Drawing on the findings of Skarzyńska et al. (2020), herein we identified the highest number of DEGs that showed changes in the genic structure and the promoter region in the S3 line, compared with those of the S1 and S2 lines, based on the number of DEGs with SNVs. We concluded that structural changes in the DNA of both genes and their promoters can affect their variable expression, and describe such DEGs as “primary”. It is likely that the remaining DEGs (without SNVs) are interdependent with primary DEGs as well as with other changes that have occurred in the genomes, in particular in other gene regions and probably in intergenic regions. Even a single, small change may affect the expression of many genes, especially in the "ubiquitous" highly active genes that play important roles in the cell.
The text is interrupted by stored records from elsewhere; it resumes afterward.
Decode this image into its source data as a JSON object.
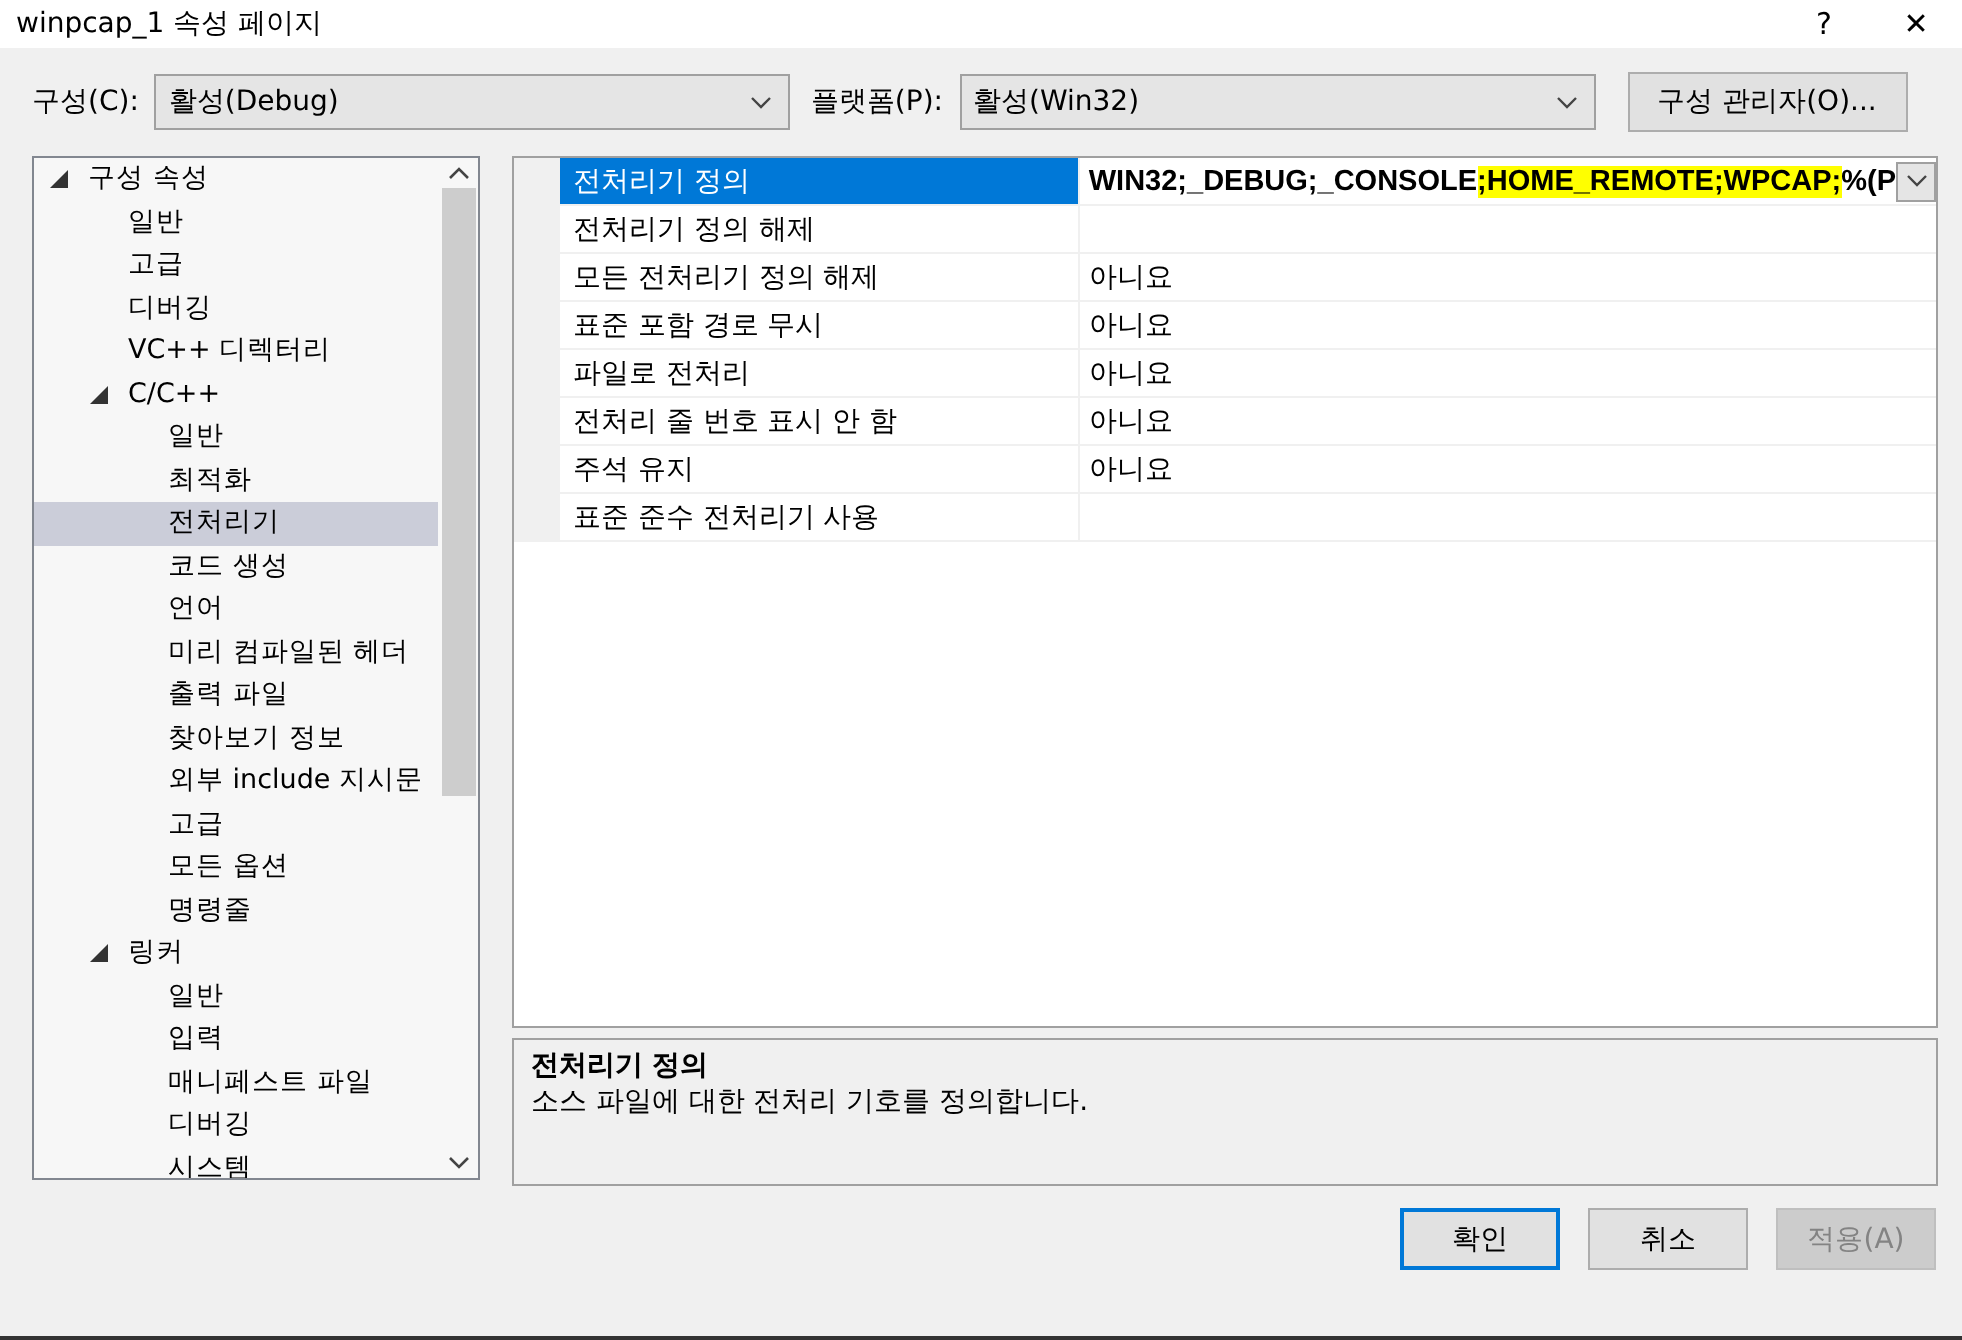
{
  "window": {
    "title": "winpcap_1 속성 페이지",
    "help": "?",
    "close": "✕"
  },
  "toolbar": {
    "configuration": {
      "label": "구성(C):",
      "value": "활성(Debug)"
    },
    "platform": {
      "label": "플랫폼(P):",
      "value": "활성(Win32)"
    },
    "manager_button": "구성 관리자(O)..."
  },
  "tree": [
    {
      "label": "구성 속성",
      "expanded": true,
      "selected": false,
      "children": [
        {
          "label": "일반",
          "selected": false
        },
        {
          "label": "고급",
          "selected": false
        },
        {
          "label": "디버깅",
          "selected": false
        },
        {
          "label": "VC++ 디렉터리",
          "selected": false
        },
        {
          "label": "C/C++",
          "expanded": true,
          "selected": false,
          "children": [
            {
              "label": "일반",
              "selected": false
            },
            {
              "label": "최적화",
              "selected": false
            },
            {
              "label": "전처리기",
              "selected": true
            },
            {
              "label": "코드 생성",
              "selected": false
            },
            {
              "label": "언어",
              "selected": false
            },
            {
              "label": "미리 컴파일된 헤더",
              "selected": false
            },
            {
              "label": "출력 파일",
              "selected": false
            },
            {
              "label": "찾아보기 정보",
              "selected": false
            },
            {
              "label": "외부 include 지시문",
              "selected": false
            },
            {
              "label": "고급",
              "selected": false
            },
            {
              "label": "모든 옵션",
              "selected": false
            },
            {
              "label": "명령줄",
              "selected": false
            }
          ]
        },
        {
          "label": "링커",
          "expanded": true,
          "selected": false,
          "children": [
            {
              "label": "일반",
              "selected": false
            },
            {
              "label": "입력",
              "selected": false
            },
            {
              "label": "매니페스트 파일",
              "selected": false
            },
            {
              "label": "디버깅",
              "selected": false
            },
            {
              "label": "시스템",
              "selected": false
            }
          ]
        }
      ]
    }
  ],
  "properties": [
    {
      "name": "전처리기 정의",
      "selected": true,
      "value": [
        {
          "text": "WIN32;_DEBUG;_CONSOLE",
          "highlighted": false
        },
        {
          "text": ";HOME_REMOTE;WPCAP;",
          "highlighted": true
        },
        {
          "text": "%(P",
          "highlighted": false
        }
      ]
    },
    {
      "name": "전처리기 정의 해제",
      "selected": false
    },
    {
      "name": "모든 전처리기 정의 해제",
      "selected": false,
      "value": [
        {
          "text": "아니요",
          "highlighted": false
        }
      ]
    },
    {
      "name": "표준 포함 경로 무시",
      "selected": false,
      "value": [
        {
          "text": "아니요",
          "highlighted": false
        }
      ]
    },
    {
      "name": "파일로 전처리",
      "selected": false,
      "value": [
        {
          "text": "아니요",
          "highlighted": false
        }
      ]
    },
    {
      "name": "전처리 줄 번호 표시 안 함",
      "selected": false,
      "value": [
        {
          "text": "아니요",
          "highlighted": false
        }
      ]
    },
    {
      "name": "주석 유지",
      "selected": false,
      "value": [
        {
          "text": "아니요",
          "highlighted": false
        }
      ]
    },
    {
      "name": "표준 준수 전처리기 사용",
      "selected": false
    }
  ],
  "description": {
    "title": "전처리기 정의",
    "text": "소스 파일에 대한 전처리 기호를 정의합니다."
  },
  "buttons": [
    {
      "label": "확인",
      "default": true,
      "disabled": false
    },
    {
      "label": "취소",
      "default": false,
      "disabled": false
    },
    {
      "label": "적용(A)",
      "default": false,
      "disabled": true
    }
  ]
}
Genomic changes may result in the appearance of proteins with a different structure, which will likely be less efficient in fulfilling their functions, thereby affecting the expression of DEGs, which we can define as “secondary”. In the previous comparative genomic analysis (Skarzyńska et al. 2020), 179 genes were detected in which SNVs could impact on protein function. Among these genes, according to the GO classification, the most abundant groups with regard to molecular function were biosynthetic process, nucleobase-containing compound metabolic process, transport, and cellular protein modification process. We consider that the aforementioned functions are connected with other DEGs associated with the processes highlighted herein which justify our hypothesis (Fig. 10). Certainly, the changes in gene expression are caused not only by SNVs in the DNA structure, but are also the result of many additional factors, both physical and chemical, which influence the general state of the cell and activate transcription factors, which in turn regulate transcription. In addition, it has been shown that changes in DNA can also affect changes in the methylation pattern, which in turn contributes to changes in gene expression. Moreover, changes in methylation patterns in somaclones may appear not only in the R0 generation but may also be preserved in the following generations (Guo et al. 2007).

Fig. 10
figure 10

Hypothetical model of processes that are changed in somaclonal lines

Conclusions

We conclude that the phenotype of the somaclonal lines is likely due to the interaction of proteins belonging to many functional groups. Functional analysis of DEGs revealed that the genes are involved in diverse processes such as protein modification, enzyme activity, transcription, signal transduction, transport, and ion homeostasis. The changes in phenotype are caused by the activation or repression of genes that in their promoter region contain elements associated with light response, methyl jasmonate response, abscisic acid response, anaerobic induction, and phytohormones. The genes with altered expression can be divided into two groups: “primary” and “secondary”, which are the result of changes in molecular network interaction across the “primary” genes. The DEGs are distributed on all chromosomes with no clear preference for the chromosomal region where the gene is located. No significant correlation was detected between the number of differential sequences on a given chromosome and its length, which indicates that the changes were random.